The bed was a seething mass of flies, as though something living was moving there, straining to take on form in the half-light.

Keeping himself away from the bed, Christopher moved to the window and pulled the cords that operated the blinds.  He raised them a little, not too far, but far enough to allow more light into the room.  He had to force himself to turn and look at the bed.

It was Cormac all right.  The flies had congregated mainly on the body, where the blood was.  He could make out enough of the face to recognize the man.  His throat had been sliced through from side to side as he slept.  On the pillow, Christopher saw the scalpel that the killer had used, bright and shining and stained with blood.

The body had not moved much in its last agony.  One arm had twisted back, the hand reaching for the torn throat, the fingers pale and bent, drained of blood.  Cormac had died early that morning, possibly within an hour or two of falling asleep.  The blood had congealed and dried, the limbs had begun to stiffen.

Christopher turned away from the bed and the seething carapace of flies and blood that moved on it.  He opened the window and breathed in lungfuls of fresh, clean air.  Behind him, the droning of the flies echoed in the small, fetid room.  He wanted to be sick, to rid himself of the clinging, sweet smell.

Abruptly, he turned and left the room, without another glance at the thing on the bed.  As he came into the main room, he saw something that had escaped him on his way in: Cormac’s desk had been tampered with. He went up to it.  Drawers had been pulled out and small cupboards opened.  Papers were heaped on the writing surface in total confusion: letters, bills, reports, all thrown together at random.  Some lay on the floor, crumpled where someone had stepped on them.  He picked up a large blue file and set it on the desk.  It bore a title in large black letters:

“Kalimpong Houseflies: A Statistical Survey of Breeding Rates in Captivity’.

That explained the flies: Cormac had been running an experiment, and his killer must have broken his breeding cases and let the insects loose.  The sound of their buzzing still hammered out mindlessly from the bedroom.  They were dying, cold and blind and gorged with blood.

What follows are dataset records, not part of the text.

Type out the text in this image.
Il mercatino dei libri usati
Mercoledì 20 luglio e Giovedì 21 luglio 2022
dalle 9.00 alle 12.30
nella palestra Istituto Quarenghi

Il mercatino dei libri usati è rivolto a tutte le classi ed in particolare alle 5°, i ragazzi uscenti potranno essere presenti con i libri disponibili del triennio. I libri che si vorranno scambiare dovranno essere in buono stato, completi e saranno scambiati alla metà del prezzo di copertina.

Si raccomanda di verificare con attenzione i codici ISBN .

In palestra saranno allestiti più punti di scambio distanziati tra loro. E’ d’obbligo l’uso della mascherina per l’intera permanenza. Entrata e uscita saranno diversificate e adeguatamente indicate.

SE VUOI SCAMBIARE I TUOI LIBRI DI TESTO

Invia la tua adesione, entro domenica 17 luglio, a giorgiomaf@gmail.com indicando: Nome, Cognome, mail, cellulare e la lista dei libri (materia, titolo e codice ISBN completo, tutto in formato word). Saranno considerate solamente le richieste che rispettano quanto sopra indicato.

He glanced through the papers carefully, but found nothing of interest.  Whoever had killed Cormac had taken what he had come for.  The silver cross that the doctor had said he found on Tsewong was not there either.  Had the killer taken that as well?  Then Christopher remembered what Cormac had said: “I’ve still got it hidden away in my desk.”  Was there a hidden drawer somewhere?

It did not take Christopher long to find it.  A simple lever at the back of one of the recesses operated a spring mechanism that released a drawer near the top of the desk.  He reached in and drew out a packet of thick brown paper.  Inside were several photographs, perhaps about two dozen in all.  For the most part, they were in pairs, held together with plain pins.  Most of them were pictures of girls from the orphanage first, a photograph of each girl in the grey Knox Homes uniform that Christopher remembered from the evening before, then a second showing the same girl, usually in a said, wearing jewellery and make-up.  All of the first photographs seemed to have been taken by the same camera and against the same background, but in each case the second photograph differed in size, in quality, and in setting.